O  Auxílio Brasil começará na quarta-feira, 17 de novembro, substituindo o Bolsa Família e trazendo ampliações. O novo programa assistencial irá aumentar o número de beneficiários e a média de pagamento.

O Auxílio Brasil deve aumentar o número de beneficiários do Bolsa Família, passando de 14,6 milhões para cerca de R$ 17 milhões. Segundo o ministro da Cidadania, João Roma, a ideia é aumentar em 2 milhões o número de contemplados.

Dessa maneira, os que hoje já são beneficiários do Bolsa Família serão remanejados, de forma automática, para o novo programa. Os novos contemplados devem ser selecionados, com base na inscrição no Cadastro Único para programas sociais do Governo Federal (CadÚnico).

No Bolsa Família são beneficiadas as famílias em extrema pobreza que possuem renda familiar per capita de até R$ 89. Além disso, são contempladas aqueles que possuem uma renda familiar per capita de até R$ 178, desde que tenham em sua composição gestantes, nutrizes, crianças e/ou adolescentes até 17 anos.PUBLICIDADE

Diante disso, é esperado que os critérios de seleção continuem usando esses princípios. Porém, o ministro da Cidadania afirmou que o governo pretende ampliar a faixa de entrada faz famílias em extrema pobreza para R$ 100.

Outra mudança anunciada no Auxílio Brasil é o valor médio de pagamento, que hoje é de R$ 192, e que deve passar a ser de R$ 400. Porém, neste primeiro mês de pagamento só será possível realizar um reajuste, com base na inflação, ficando em R$ 220.

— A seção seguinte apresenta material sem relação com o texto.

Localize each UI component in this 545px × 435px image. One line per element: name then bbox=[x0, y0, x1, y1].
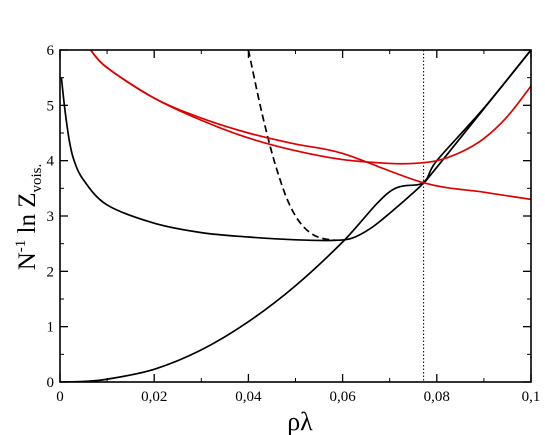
x-axis-title: ρλ bbox=[287, 407, 313, 435]
y-tick-label: 5 bbox=[47, 98, 55, 114]
x-tick-label: 0,04 bbox=[235, 389, 262, 405]
y-axis-title: N-1 ln Zvois. bbox=[13, 164, 45, 271]
series-line-2 bbox=[60, 50, 531, 242]
y-tick-label: 6 bbox=[47, 43, 55, 59]
x-tick-label: 0 bbox=[56, 389, 64, 405]
y-axis-title-sub: vois. bbox=[29, 164, 45, 193]
x-tick-label: 0,02 bbox=[141, 389, 167, 405]
x-tick-label: 0,06 bbox=[329, 389, 356, 405]
series-line-3 bbox=[247, 50, 336, 242]
y-tick-label: 1 bbox=[47, 320, 55, 336]
series-line-5 bbox=[89, 50, 531, 165]
y-axis-title-main: N bbox=[14, 252, 41, 270]
x-tick-label: 0,1 bbox=[522, 389, 541, 405]
y-tick-label: 4 bbox=[47, 154, 55, 170]
x-tick-label: 0,08 bbox=[424, 389, 450, 405]
y-axis-title-sup: -1 bbox=[13, 240, 29, 253]
y-tick-label: 2 bbox=[47, 264, 55, 280]
plot-lines bbox=[60, 50, 531, 382]
x-axis-ticks: 0 0,02 0,04 0,06 0,08 0,1 bbox=[56, 50, 540, 405]
y-tick-label: 3 bbox=[47, 209, 55, 225]
y-axis-title-mid: ln Z bbox=[14, 192, 41, 239]
y-axis-ticks: 0 1 2 3 4 5 6 bbox=[47, 43, 531, 391]
series-line-4 bbox=[89, 50, 531, 201]
y-tick-label: 0 bbox=[47, 375, 55, 391]
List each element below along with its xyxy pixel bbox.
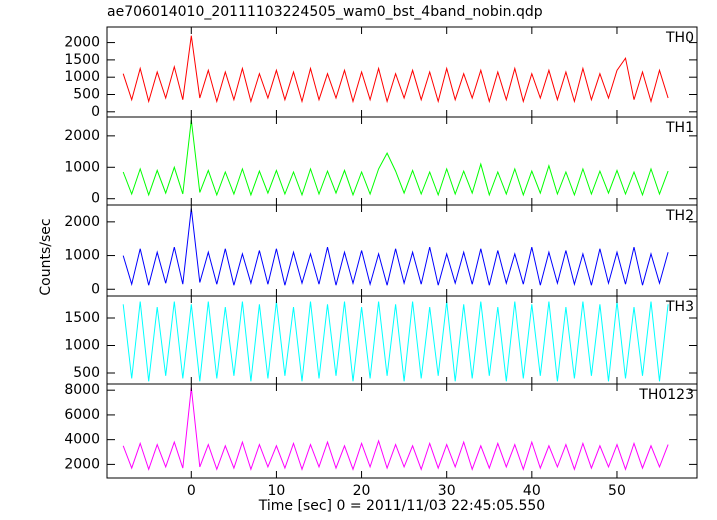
y-tick-label: 500 [73,365,100,381]
panel-label: TH3 [665,299,694,315]
y-tick-label: 2000 [64,456,100,472]
panel-frame [106,383,698,479]
panel-label: TH2 [665,208,694,224]
y-tick-label: 2000 [64,128,100,144]
y-tick-label: 1500 [64,52,100,68]
series-line [122,120,669,197]
x-axis-label: Time [sec] 0 = 2011/11/03 22:45:05.550 [258,498,545,514]
panel-label: TH1 [665,120,694,136]
y-axis-label: Counts/sec [38,218,54,295]
x-tick-label: 40 [523,483,541,499]
x-tick-label: 20 [353,483,371,499]
y-tick-label: 1000 [64,338,100,354]
panel-label: TH0123 [638,387,694,403]
y-tick-label: 6000 [64,407,100,423]
panel-label: TH0 [665,30,694,46]
y-tick-label: 2000 [64,214,100,230]
y-tick-label: 4000 [64,432,100,448]
y-tick-label: 2000 [64,35,100,51]
y-tick-label: 0 [91,104,100,120]
y-tick-label: 0 [91,191,100,207]
series-line [122,35,669,104]
y-tick-label: 500 [73,87,100,103]
y-tick-label: 8000 [64,382,100,398]
series-line [122,208,669,287]
y-tick-label: 1000 [64,248,100,264]
chart-title: ae706014010_20111103224505_wam0_bst_4ban… [107,4,543,20]
x-tick-label: 50 [608,483,626,499]
panel-frame [106,26,698,118]
y-tick-label: 1000 [64,69,100,85]
y-tick-label: 1000 [64,159,100,175]
series-line [122,387,669,471]
y-tick-label: 0 [91,281,100,297]
x-tick-label: 10 [268,483,286,499]
x-tick-label: 30 [438,483,456,499]
series-line [122,301,669,382]
x-tick-label: 0 [187,483,196,499]
y-tick-label: 1500 [64,310,100,326]
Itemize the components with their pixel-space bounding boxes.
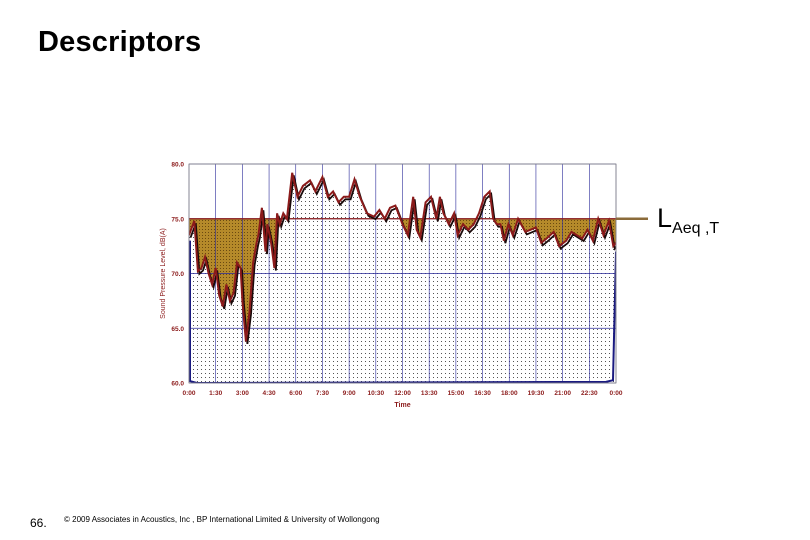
y-tick-label: 65.0 — [171, 326, 184, 333]
y-axis-label: Sound Pressure Level, dB(A) — [160, 228, 167, 319]
x-axis-label: Time — [394, 402, 410, 409]
x-tick-label: 18:00 — [501, 390, 518, 397]
copyright-notice: © 2009 Associates in Acoustics, Inc , BP… — [64, 515, 380, 524]
x-tick-label: 7:30 — [316, 390, 329, 397]
x-tick-label: 21:00 — [554, 390, 571, 397]
x-tick-label: 10:30 — [368, 390, 385, 397]
x-tick-label: 16:30 — [474, 390, 491, 397]
slide-number: 66. — [30, 516, 47, 530]
x-tick-label: 22:30 — [581, 390, 598, 397]
x-tick-label: 1:30 — [209, 390, 222, 397]
x-tick-label: 19:30 — [528, 390, 545, 397]
laeq-annotation: LAeq ,T — [657, 203, 720, 237]
series-shadow-line — [189, 175, 616, 345]
series-line — [189, 172, 616, 342]
x-tick-label: 13:30 — [421, 390, 438, 397]
laeq-subscript: Aeq ,T — [672, 220, 720, 237]
x-tick-label: 12:00 — [394, 390, 411, 397]
x-tick-label: 0:00 — [609, 390, 622, 397]
x-tick-label: 0:00 — [182, 390, 195, 397]
leq-deficit-fill — [189, 218, 616, 342]
x-tick-label: 9:00 — [343, 390, 356, 397]
x-tick-label: 15:00 — [448, 390, 465, 397]
slide-title: Descriptors — [38, 26, 202, 58]
baseline-curve — [189, 251, 616, 383]
y-tick-label: 80.0 — [171, 162, 184, 169]
y-tick-label: 60.0 — [171, 381, 184, 388]
laeq-main: L — [657, 203, 673, 233]
plot-frame — [188, 163, 617, 384]
y-tick-label: 70.0 — [171, 271, 184, 278]
y-tick-label: 75.0 — [171, 216, 184, 223]
x-tick-label: 4:30 — [263, 390, 276, 397]
x-tick-label: 3:00 — [236, 390, 249, 397]
x-tick-label: 6:00 — [289, 390, 302, 397]
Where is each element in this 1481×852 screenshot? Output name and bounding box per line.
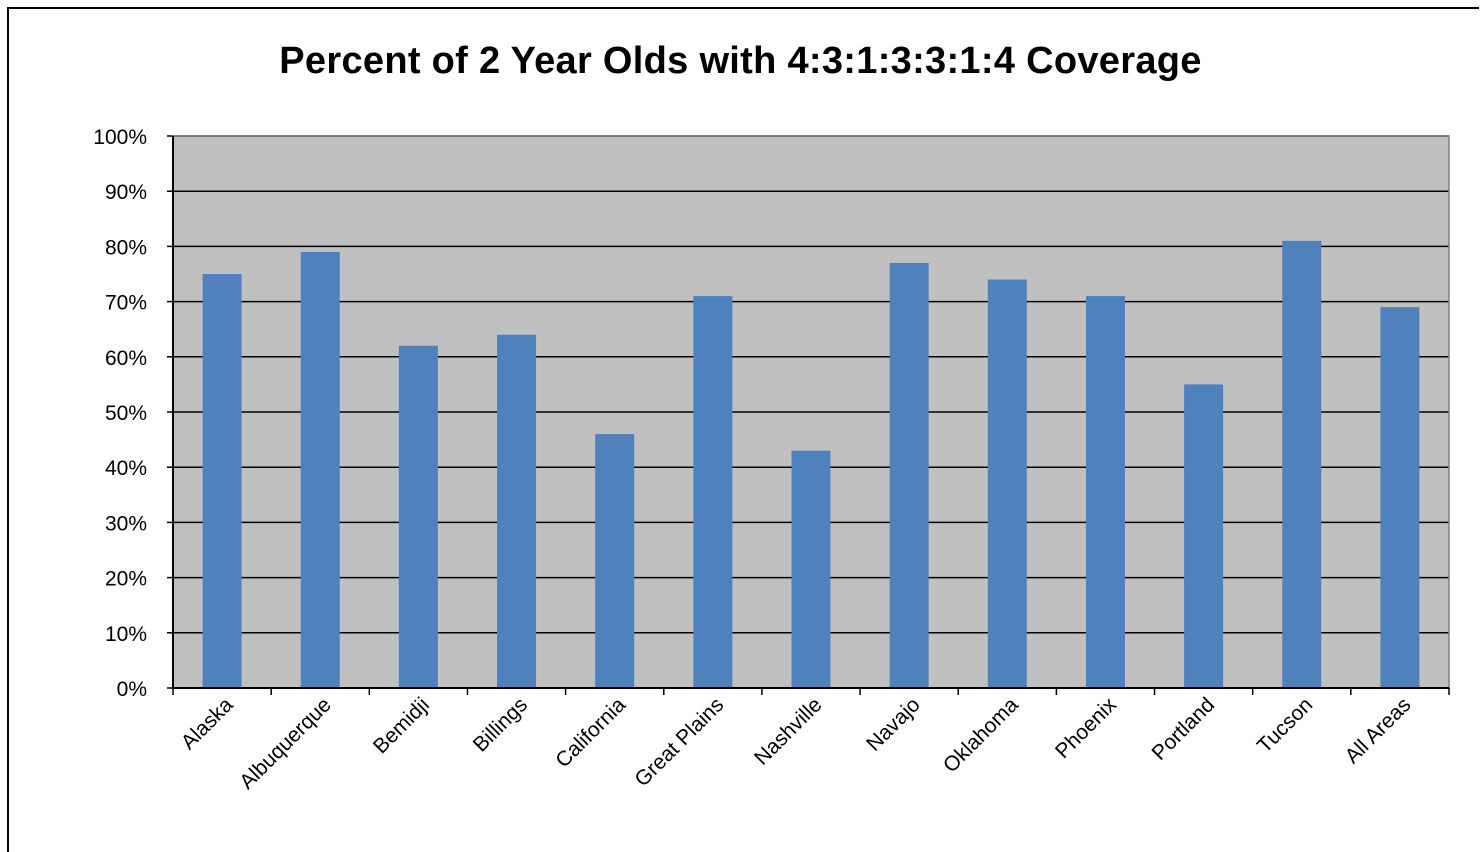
x-tick-label: Alaska [177,693,238,754]
y-tick-label: 90% [105,181,147,204]
y-tick-label: 20% [105,568,147,591]
bar-all-areas [1380,307,1420,688]
y-tick-label: 50% [105,402,147,425]
bars [202,240,1420,689]
bar-billings [497,334,537,688]
x-tick-label: All Areas [1341,693,1416,768]
x-tick-label: Great Plains [630,693,728,791]
y-tick-label: 60% [105,347,147,370]
bar-california [595,434,635,688]
bar-alaska [202,274,242,688]
y-tick-label: 30% [105,512,147,535]
bar-oklahoma [987,279,1027,688]
x-tick-label: Portland [1148,693,1220,765]
y-tick-label: 100% [93,126,147,149]
bar-phoenix [1085,296,1125,688]
bar-bemidji [398,345,438,688]
bar-tucson [1282,240,1322,688]
bar-nashville [791,450,831,688]
axes [172,135,1450,695]
bar-albuquerque [300,251,340,689]
y-tick-label: 70% [105,292,147,315]
y-tick-label: 0% [117,678,147,701]
chart-title: Percent of 2 Year Olds with 4:3:1:3:3:1:… [279,40,1202,82]
x-tick-label: Oklahoma [939,693,1023,777]
y-tick-label: 80% [105,236,147,259]
x-tick-label: Phoenix [1051,693,1121,763]
y-axis-labels: 0% 10% 20% 30% 40% 50% 60% 70% 80% 90% 100% [93,126,147,701]
bar-portland [1184,384,1224,688]
bar-great-plains [693,296,733,688]
y-tick-label: 40% [105,457,147,480]
x-tick-label: California [551,693,630,772]
x-tick-label: Albuquerque [235,693,335,793]
x-tick-label: Tucson [1253,693,1317,757]
x-tick-label: Bemidji [369,693,434,758]
y-tick-label: 10% [105,623,147,646]
bar-navajo [889,262,929,688]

Para bancar esse reajuste o governo irá usar R$ 9,3 bilhões do Orçamento do Bolsa Família. Além disso, foram aumentadas, temporariamente, as alíquotas do Imposto sobre Operações Financeiras (IOF) gerando um recurso de 1,62 bilhão, voltado para o Auxílio Brasil.

Assim como o Bolsa Família, o valor recebido pelas famílias será variável, conforme a composição. Para ampliar a média de pagamento serão criados novos benefícios para substituir os que hoje existem:

Benefício Primeira Infância: famílias com crianças de até 3 anos recebem o valor de R$ 130.

Benefício de  Superação da Extrema Pobreza: jovens de 18 a 21 anos incompletos recebem R$ 65, o intuito é o incentivo para que os jovens concluam a escolarização.

Benefício Composição Familiar: para famílias que tenham gestantes, ou pessoas de 3 a 17 anos de idade, ou de 18 a 21 anos matriculados na educação básica. O valor do benefício será de R$ 65 por pessoa, no limite de até cinco benefícios por família.

E outras complementares:

Auxílio Esporte Escolar: estudantes de 12 a 17 anos incompletos que se destacam em competições oficiais do sistema de jogos escolares brasileiros e que são de famílias beneficiárias do Auxílio Brasil recebem parcela única de R$ 1 mil ou R$ 100 mensais.

Bolsa de Iniciação Científica Júnior: para estudantes com bom desempenho em competições acadêmicas. O valor é de 12 parcelas mensais de R$ 100 ou R$ 1 mil em parcela única.

Auxílio Criança Cidadã: para o responsável de criança de até 4 anos incompletos que tenha fonte de renda, mas não consiga vaga em creches públicas ou de rede conveniada. O valor é de R$ 200 para crianças matriculadas em período parcial e R$ 300 em período integral.

Auxílio Inclusão Produtiva Rural: destinado para agricultores familiares inscritos no CadÚnico. Valor recebido deve ser de R$ 200.

Auxílio Inclusão Produtiva Urbana: destinado para quem comprovar vínculo de emprego formal. Valor recebido deve ser de R$ 200.

Regra de Emancipação: para beneficiários que tiveram aumento de renda per capita ultrapassando o limite para a inclusão no auxílio, estes serão mantidos na folha de pagamento por mais 24 meses.

Como é possível perceber, o benefício específico para as gestantes é de R$ 65 para cada mulher que compõe a família. O governo está publicando aos poucos todos os pontos do Novo Bolsa Família.